Despite the similarities with Medusa (both add additional layers to the model), multi-token prediction cannot be bolted onto a model after the fact using fine-tuning; on the other hand, any such model can use the additional tokens for speculative decoding without further modification. The shallow transformers added by MTP typically have higher memory overhead than the Medusa heads (transformers vs. linear layers), but lower than an independent EAGLE draft model. In terms of token generation, MTP can generate all the draft tokens independently in a single pass (similar to the Medusa heads); however, in some variants, such as DeepSeek-V3, the heads are more heavyweight transformer blocks that operate sequentially to better preserve the inter-token dependencies (similar to EAGLE).

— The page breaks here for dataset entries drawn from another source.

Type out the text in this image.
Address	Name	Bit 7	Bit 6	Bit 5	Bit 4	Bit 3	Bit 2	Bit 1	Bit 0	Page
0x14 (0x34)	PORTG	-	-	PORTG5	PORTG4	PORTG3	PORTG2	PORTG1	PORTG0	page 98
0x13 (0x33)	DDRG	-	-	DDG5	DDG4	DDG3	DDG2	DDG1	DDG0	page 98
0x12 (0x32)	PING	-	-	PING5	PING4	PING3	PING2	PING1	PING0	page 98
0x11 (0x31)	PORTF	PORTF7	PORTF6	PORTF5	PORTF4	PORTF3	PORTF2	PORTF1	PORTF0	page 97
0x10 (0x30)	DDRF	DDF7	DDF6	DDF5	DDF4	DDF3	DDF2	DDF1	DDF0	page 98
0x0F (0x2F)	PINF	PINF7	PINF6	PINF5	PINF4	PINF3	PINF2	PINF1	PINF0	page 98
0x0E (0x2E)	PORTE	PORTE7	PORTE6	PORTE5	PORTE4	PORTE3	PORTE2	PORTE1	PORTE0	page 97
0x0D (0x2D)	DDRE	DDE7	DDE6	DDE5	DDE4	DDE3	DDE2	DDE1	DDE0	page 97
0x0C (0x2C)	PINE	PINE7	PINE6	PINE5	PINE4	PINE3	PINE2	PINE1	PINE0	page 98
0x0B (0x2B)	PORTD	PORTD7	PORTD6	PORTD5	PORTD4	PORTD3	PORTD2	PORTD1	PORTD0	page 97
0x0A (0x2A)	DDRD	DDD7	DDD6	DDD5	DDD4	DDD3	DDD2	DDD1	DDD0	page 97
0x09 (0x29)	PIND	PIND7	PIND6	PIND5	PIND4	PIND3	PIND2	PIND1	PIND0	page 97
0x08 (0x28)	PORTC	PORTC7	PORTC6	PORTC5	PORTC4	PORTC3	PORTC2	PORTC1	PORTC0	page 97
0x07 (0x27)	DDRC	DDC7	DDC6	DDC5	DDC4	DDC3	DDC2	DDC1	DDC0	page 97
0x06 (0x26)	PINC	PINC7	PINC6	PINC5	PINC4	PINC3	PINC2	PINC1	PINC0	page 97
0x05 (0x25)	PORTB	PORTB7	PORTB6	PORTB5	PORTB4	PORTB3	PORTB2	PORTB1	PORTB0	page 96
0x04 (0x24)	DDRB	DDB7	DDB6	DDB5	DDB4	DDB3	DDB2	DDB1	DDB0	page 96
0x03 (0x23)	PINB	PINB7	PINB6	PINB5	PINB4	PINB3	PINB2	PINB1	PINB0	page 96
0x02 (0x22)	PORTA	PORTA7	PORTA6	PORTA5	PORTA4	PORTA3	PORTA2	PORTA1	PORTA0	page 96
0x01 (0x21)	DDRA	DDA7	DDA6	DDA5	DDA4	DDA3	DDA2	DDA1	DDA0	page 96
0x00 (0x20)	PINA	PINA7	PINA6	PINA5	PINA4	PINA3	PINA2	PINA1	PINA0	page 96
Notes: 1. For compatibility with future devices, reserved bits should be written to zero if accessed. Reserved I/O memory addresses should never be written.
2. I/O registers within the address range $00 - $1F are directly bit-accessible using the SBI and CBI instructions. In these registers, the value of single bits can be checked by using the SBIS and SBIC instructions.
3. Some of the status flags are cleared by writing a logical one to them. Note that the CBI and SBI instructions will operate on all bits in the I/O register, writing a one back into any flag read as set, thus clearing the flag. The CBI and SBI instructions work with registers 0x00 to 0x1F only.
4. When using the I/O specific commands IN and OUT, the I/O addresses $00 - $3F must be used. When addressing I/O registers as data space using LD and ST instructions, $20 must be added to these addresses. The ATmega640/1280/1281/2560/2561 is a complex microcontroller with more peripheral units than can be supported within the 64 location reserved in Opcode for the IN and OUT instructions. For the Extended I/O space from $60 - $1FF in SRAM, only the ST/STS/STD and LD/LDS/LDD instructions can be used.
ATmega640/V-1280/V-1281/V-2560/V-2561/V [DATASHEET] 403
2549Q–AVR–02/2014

Speculative decoding trades additional compute (generated draft tokens are often thrown away) for better memory bandwidth utilization (multiple tokens can be accepted in a single pass). Consequently, the greatest benefits are when the model is memory-bound, i.e., large models at small batch sizes. As batch sizes increase, the workload shifts towards being compute-bound and the benefits decrease. Despite this, a recent study shows that it benefits throughput for several evaluated workloads. Speculative decoding is an active research topic and there’s a comprehensive survey of the different techniques here.